Sir George Lisle was then brought to the same place, and viewing the dead body of his friend as it lay on the ground, knelt down and kissed him, praising his unspotted honour. After bidding farewell to some friends, he turned to the spectators, saying, "Oh! how many of your lives here have I saved in hot blood, and must now myself be most barbarously murdered in cold blood? But what dare not they do that would willingly cut the throat of my dear King, whom they have already imprisoned, and for whose deliverance, and peace to this unfortunate country, I dedicate my last prayer to Heaven?" Then, looking in the faces of those who were to execute him, and thinking they stood at too great a distance, he desired them to come nearer, to which one of them said, "I'll warrant, sir, we hit you." "Friend," he answered, "I have been nearer you when you have missed me!" And so, after a short prayer upon his knees, he rose up and said, "Now, traitors, do your worst!" Whereupon they shot him dead.

The stone covering the graves of these unhappy soldiers may yet be seen in St Giles's Church, with an inscription stating that they were "by the command of Thomas Fairfax, the general of the Parliament Army, in cold blood barbarously murdered." A legend may still be occasionally met with in old books, which has it that the Duke of Buckingham, who had married Fairfax's daughter, approached Charles the Second with the object of having the passage erased that reflected so severely on his father-in-law's memory. The King conferred on the subject with Lord Lucas, who said that he would with pleasure obey the Royal command, if only His Majesty would allow him to place in its stead the statement that "Sir Charles Lucas and Sir George Lisle were barbarously murdered for their loyalty to King Charles the First, and that his son, King Charles the Second, had ordered this memorial of their loyalty to be erased." The King then, we are told, commanded the already existing epitaph to be cut still deeper, and it will be readily observed by those who go to gaze upon it that the lettering is bolder and deeper than commonly is the case.

The undertaking of Fairfax with respect to the surrendered soldiery was not respected. They were ruthlessly pillaged, and some sent to the plantations over seas. Lord Capel was eventually executed in London. For many years afterwards the spot where Lucas and Lisle fell was shown by the awe-struck people of Colchester, who told the legend that grass would not grow where that loyal blood had been spilled. In later times the story became an article of faith with one political party and a derision to the other. No grass grows there now; but for the commonplace reason that a well-kept gravel path occupies the site, which is duly marked by a small obelisk.
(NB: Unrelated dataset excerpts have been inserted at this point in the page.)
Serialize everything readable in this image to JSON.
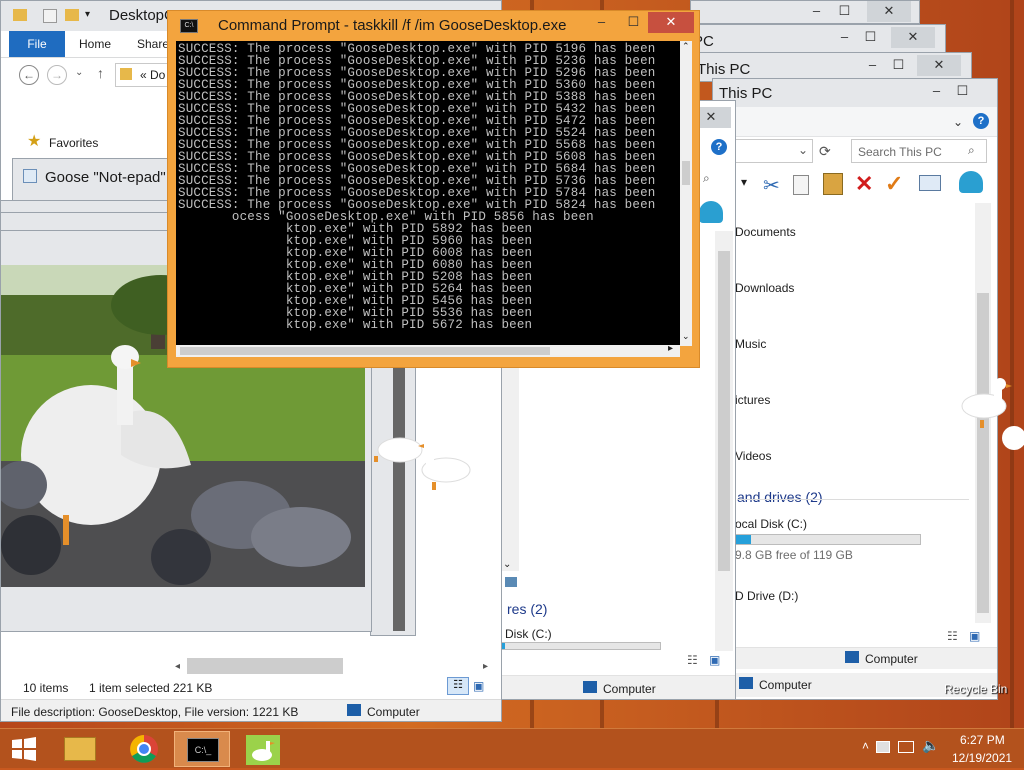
{
  "desktop": {
    "recycle_bin": "Recycle Bin"
  },
  "explorer_left": {
    "title": "DesktopC",
    "tabs": [
      "File",
      "Home",
      "Share"
    ],
    "address": "« Do",
    "favorites": "Favorites",
    "status_items": "10 items",
    "status_selected": "1 item selected",
    "status_size": "221 KB",
    "details": "File description: GooseDesktop, File version: 1.",
    "details_size": "221 KB",
    "computer": "Computer"
  },
  "notepad": {
    "title": "Goose \"Not-epad\""
  },
  "explorer_mid": {
    "drives_heading": "res (2)",
    "disk": "Disk (C:)",
    "computer": "Computer"
  },
  "explorer_right": {
    "titles": [
      "PC",
      "This PC",
      "This PC"
    ],
    "search_placeholder": "Search This PC",
    "folders": [
      "Documents",
      "Downloads",
      "Music",
      "ictures",
      "Videos"
    ],
    "drives_heading": "and drives (2)",
    "local_disk": "ocal Disk (C:)",
    "free_space": "9.8 GB free of 119 GB",
    "disk_fill": 0.08,
    "cd_drive": "D Drive (D:)",
    "computer": "Computer",
    "computer2": "Computer"
  },
  "cmd": {
    "title": "Command Prompt - taskkill  /f /im GooseDesktop.exe",
    "lines": [
      "SUCCESS: The process \"GooseDesktop.exe\" with PID 5196 has been",
      "SUCCESS: The process \"GooseDesktop.exe\" with PID 5236 has been",
      "SUCCESS: The process \"GooseDesktop.exe\" with PID 5296 has been",
      "SUCCESS: The process \"GooseDesktop.exe\" with PID 5360 has been",
      "SUCCESS: The process \"GooseDesktop.exe\" with PID 5388 has been",
      "SUCCESS: The process \"GooseDesktop.exe\" with PID 5432 has been",
      "SUCCESS: The process \"GooseDesktop.exe\" with PID 5472 has been",
      "SUCCESS: The process \"GooseDesktop.exe\" with PID 5524 has been",
      "SUCCESS: The process \"GooseDesktop.exe\" with PID 5568 has been",
      "SUCCESS: The process \"GooseDesktop.exe\" with PID 5608 has been",
      "SUCCESS: The process \"GooseDesktop.exe\" with PID 5684 has been",
      "SUCCESS: The process \"GooseDesktop.exe\" with PID 5736 has been",
      "SUCCESS: The process \"GooseDesktop.exe\" with PID 5784 has been",
      "SUCCESS: The process \"GooseDesktop.exe\" with PID 5824 has been",
      "       ocess \"GooseDesktop.exe\" with PID 5856 has been",
      "              ktop.exe\" with PID 5892 has been",
      "              ktop.exe\" with PID 5960 has been",
      "              ktop.exe\" with PID 6008 has been",
      "              ktop.exe\" with PID 6080 has been",
      "              ktop.exe\" with PID 5208 has been",
      "              ktop.exe\" with PID 5264 has been",
      "              ktop.exe\" with PID 5456 has been",
      "              ktop.exe\" with PID 5536 has been",
      "              ktop.exe\" with PID 5672 has been"
    ]
  },
  "taskbar": {
    "time": "6:27 PM",
    "date": "12/19/2021"
  }
}
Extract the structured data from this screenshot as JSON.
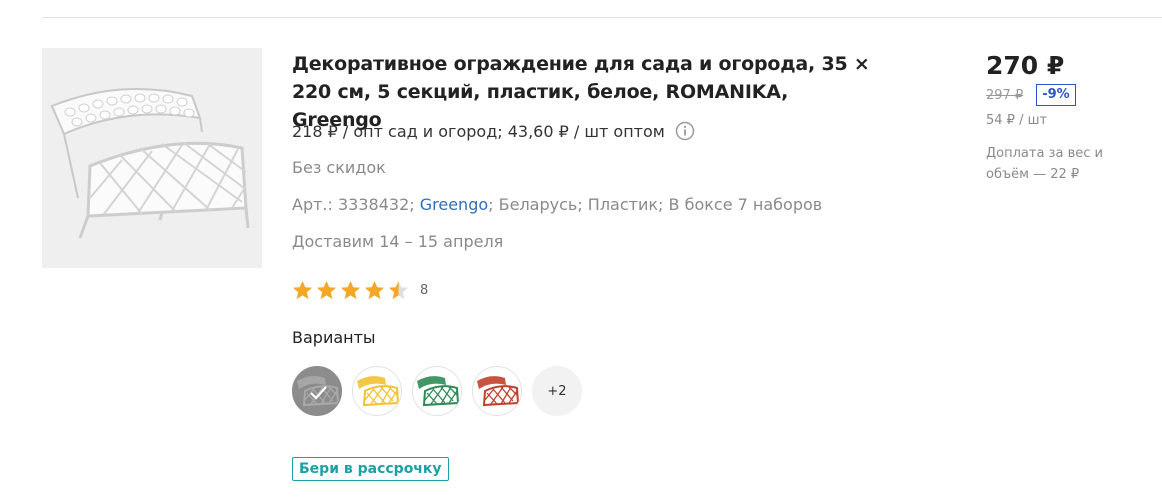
{
  "product": {
    "image_alt": "Декоративное ограждение",
    "title": "Декоративное ограждение для сада и огорода, 35 × 220 см, 5 секций, пластик, белое, ROMANIKA, Greengo",
    "opt_price": "218 ₽ / опт сад и огород; 43,60 ₽ / шт оптом",
    "no_discount": "Без скидок",
    "specs": {
      "article": "Арт.: 3338432;",
      "brand": "Greengo",
      "rest": "; Беларусь; Пластик; В боксе 7 наборов"
    },
    "delivery": "Доставим 14 – 15 апреля",
    "rating": {
      "value": 4.5,
      "max": 5,
      "count": "8",
      "star_color": "#f5a623"
    },
    "variants_heading": "Варианты",
    "variants": [
      {
        "color": "#8c8c8c",
        "selected": true,
        "name": "white"
      },
      {
        "color": "#f2c232",
        "selected": false,
        "name": "yellow"
      },
      {
        "color": "#2e8b57",
        "selected": false,
        "name": "green"
      },
      {
        "color": "#c0412b",
        "selected": false,
        "name": "red"
      }
    ],
    "more_variants": "+2",
    "installment_label": "Бери в рассрочку"
  },
  "pricing": {
    "price": "270 ₽",
    "old_price": "297 ₽",
    "discount": "-9%",
    "unit_price": "54 ₽ / шт",
    "surcharge": "Доплата за вес и объём — 22 ₽"
  },
  "colors": {
    "accent_link": "#2f6db7",
    "installment": "#1ba0a8",
    "discount_badge": "#2a55c8"
  }
}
OLD MAN-TRAP, COLCHESTER CASTLE.

Colchester was long in recovering itself after the rough treatment received during the siege; and in fact, it is only in recent years that the church of St Mary-at-the-Wall, battered down on that occasion, has been rebuilt; while the Norman minster of St Botolph remains the roofless ruin that cannonading and incendiarism left it. Evelyn in 1656 found Colchester "a ragged and factious town, now swarming with sectaries," and if he had visited it nine years later would have witnessed a worse state, for the plague almost depopulated the place.

"Sectaries"—that is to say, those who preferred to think for themselves on religious matters, and to worship in their own way—were treated with an unconscionable severity. One Parnell, a Quaker, was imprisoned in a cell within Colchester Castle, and died there, his story affording a sad example of barbarity in the authorities of that period.